Now I envision and welcome 2014 with these new little shoes. Friday, just two days ago, our daughter Laura and our son-in-law Josh visited the doctor to learn the baby they are expecting is a boy, our first grandchild. As we enter the new year, in a very real way, new life and new possibilities are before us.

It is especially apparent to me with Laura’s pregnancy, yet I know that for each one of us, this beginning year holds newness. I will light a candle for the mystery of life and its unending possibility and promise.

Here’s my vision for my 2014. For Christmas, Bill gave me these new hiking boots. This new year, I have miles to go!

Once I wore shoes this small—and so did you!   Since then we’ve had lots of growing ~ physical, emotional, spiritual. Our colleague Rev. Terry Kime helps us reflect on growing. We all have had many times of finding our way anew.

We all put on shoes and found our way and learned to love.

Again and again, we did it. And we’re still doing it.

Now maybe instead of our shoe size changing, it’s our heart size ~ the heart’s capacity to embrace more, to keep growing and loving.
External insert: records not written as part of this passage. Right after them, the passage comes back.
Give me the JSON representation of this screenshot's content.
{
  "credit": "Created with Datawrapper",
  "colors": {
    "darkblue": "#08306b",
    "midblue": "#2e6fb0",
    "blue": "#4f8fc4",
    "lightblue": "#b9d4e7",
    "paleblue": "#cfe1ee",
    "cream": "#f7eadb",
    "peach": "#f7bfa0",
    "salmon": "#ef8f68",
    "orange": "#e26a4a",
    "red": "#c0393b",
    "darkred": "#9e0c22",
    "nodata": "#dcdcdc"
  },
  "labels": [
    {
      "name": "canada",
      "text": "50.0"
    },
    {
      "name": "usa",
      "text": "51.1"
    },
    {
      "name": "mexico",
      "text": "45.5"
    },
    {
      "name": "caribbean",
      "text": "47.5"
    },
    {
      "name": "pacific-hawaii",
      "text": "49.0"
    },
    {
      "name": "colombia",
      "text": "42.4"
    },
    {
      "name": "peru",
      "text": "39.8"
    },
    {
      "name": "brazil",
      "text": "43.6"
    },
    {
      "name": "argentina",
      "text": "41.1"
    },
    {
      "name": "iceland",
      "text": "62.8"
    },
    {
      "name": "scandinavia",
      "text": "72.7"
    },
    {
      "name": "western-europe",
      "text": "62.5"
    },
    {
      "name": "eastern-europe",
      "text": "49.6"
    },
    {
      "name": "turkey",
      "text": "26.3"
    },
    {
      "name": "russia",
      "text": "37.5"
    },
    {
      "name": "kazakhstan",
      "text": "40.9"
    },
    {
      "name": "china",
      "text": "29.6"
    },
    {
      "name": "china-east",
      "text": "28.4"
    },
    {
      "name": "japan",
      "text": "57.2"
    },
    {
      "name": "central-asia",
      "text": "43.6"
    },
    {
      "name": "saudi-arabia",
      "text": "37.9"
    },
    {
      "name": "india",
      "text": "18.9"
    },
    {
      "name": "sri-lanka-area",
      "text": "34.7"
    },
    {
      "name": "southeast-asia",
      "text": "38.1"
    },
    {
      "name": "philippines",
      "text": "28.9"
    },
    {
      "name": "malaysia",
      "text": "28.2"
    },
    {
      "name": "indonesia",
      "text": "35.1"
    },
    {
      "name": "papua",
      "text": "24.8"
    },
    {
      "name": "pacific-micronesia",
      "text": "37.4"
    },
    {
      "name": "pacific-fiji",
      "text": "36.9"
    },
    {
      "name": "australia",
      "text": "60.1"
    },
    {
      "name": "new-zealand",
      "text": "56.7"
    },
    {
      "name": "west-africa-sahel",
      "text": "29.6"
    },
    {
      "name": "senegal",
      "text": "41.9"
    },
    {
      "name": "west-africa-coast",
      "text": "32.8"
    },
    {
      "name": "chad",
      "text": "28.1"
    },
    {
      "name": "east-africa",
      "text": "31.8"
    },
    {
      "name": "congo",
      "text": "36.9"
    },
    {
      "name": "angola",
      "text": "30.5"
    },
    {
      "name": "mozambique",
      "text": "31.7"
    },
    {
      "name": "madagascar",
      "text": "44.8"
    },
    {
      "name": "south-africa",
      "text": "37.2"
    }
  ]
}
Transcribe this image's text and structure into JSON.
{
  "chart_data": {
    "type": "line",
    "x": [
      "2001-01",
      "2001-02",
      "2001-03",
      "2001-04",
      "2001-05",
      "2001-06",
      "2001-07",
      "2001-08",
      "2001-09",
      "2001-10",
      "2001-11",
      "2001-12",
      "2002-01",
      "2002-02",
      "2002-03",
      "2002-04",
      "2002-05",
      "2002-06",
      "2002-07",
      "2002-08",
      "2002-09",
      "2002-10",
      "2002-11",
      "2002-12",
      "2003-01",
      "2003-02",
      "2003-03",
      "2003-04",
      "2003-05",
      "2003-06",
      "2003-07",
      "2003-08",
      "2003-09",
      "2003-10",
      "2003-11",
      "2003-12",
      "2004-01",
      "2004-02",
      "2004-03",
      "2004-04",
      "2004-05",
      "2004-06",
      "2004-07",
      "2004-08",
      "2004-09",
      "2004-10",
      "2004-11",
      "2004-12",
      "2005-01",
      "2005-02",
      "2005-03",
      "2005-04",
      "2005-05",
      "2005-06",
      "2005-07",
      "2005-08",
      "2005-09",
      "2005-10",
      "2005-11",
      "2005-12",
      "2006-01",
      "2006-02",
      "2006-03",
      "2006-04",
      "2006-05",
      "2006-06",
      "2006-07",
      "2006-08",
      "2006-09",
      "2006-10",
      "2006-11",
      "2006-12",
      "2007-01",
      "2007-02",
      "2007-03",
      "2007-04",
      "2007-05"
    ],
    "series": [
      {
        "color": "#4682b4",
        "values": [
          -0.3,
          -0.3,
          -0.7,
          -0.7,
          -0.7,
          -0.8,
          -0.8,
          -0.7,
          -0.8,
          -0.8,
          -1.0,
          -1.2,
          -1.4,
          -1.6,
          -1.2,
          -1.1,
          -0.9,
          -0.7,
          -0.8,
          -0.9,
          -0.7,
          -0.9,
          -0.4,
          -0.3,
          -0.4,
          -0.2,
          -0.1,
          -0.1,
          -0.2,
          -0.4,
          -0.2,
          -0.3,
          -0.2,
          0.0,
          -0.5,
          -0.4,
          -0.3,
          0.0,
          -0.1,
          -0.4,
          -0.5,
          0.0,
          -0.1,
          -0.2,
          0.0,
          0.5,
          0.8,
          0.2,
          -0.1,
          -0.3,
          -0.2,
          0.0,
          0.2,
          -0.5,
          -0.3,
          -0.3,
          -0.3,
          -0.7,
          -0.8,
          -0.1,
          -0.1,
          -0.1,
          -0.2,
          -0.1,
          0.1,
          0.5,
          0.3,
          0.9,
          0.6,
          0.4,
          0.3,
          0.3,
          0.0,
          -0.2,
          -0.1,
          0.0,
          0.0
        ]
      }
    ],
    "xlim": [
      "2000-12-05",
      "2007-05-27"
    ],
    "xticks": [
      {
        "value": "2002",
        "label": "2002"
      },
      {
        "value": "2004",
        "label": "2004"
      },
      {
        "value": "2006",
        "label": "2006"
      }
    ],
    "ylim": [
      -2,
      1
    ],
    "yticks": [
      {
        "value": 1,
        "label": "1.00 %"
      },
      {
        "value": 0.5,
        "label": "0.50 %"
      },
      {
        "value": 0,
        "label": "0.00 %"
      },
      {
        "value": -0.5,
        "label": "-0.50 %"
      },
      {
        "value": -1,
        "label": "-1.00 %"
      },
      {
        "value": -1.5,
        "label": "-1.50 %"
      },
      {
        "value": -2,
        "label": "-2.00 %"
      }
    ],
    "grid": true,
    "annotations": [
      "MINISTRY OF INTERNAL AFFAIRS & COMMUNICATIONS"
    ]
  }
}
Let’s look back to where we’ve come from and trust in where we are going.

May all of us find our way into the New Year.

Let us do what we can to increase the odds on making the year something beautiful and loving.

___________________

Many thanks to our collegial reflection group (Revs. Terry Kime, Roy Reynolds, Barbara Carlson, Michelle Tonozzi) who shared with one another old year/new year thoughts, ideas, personal stories and questions.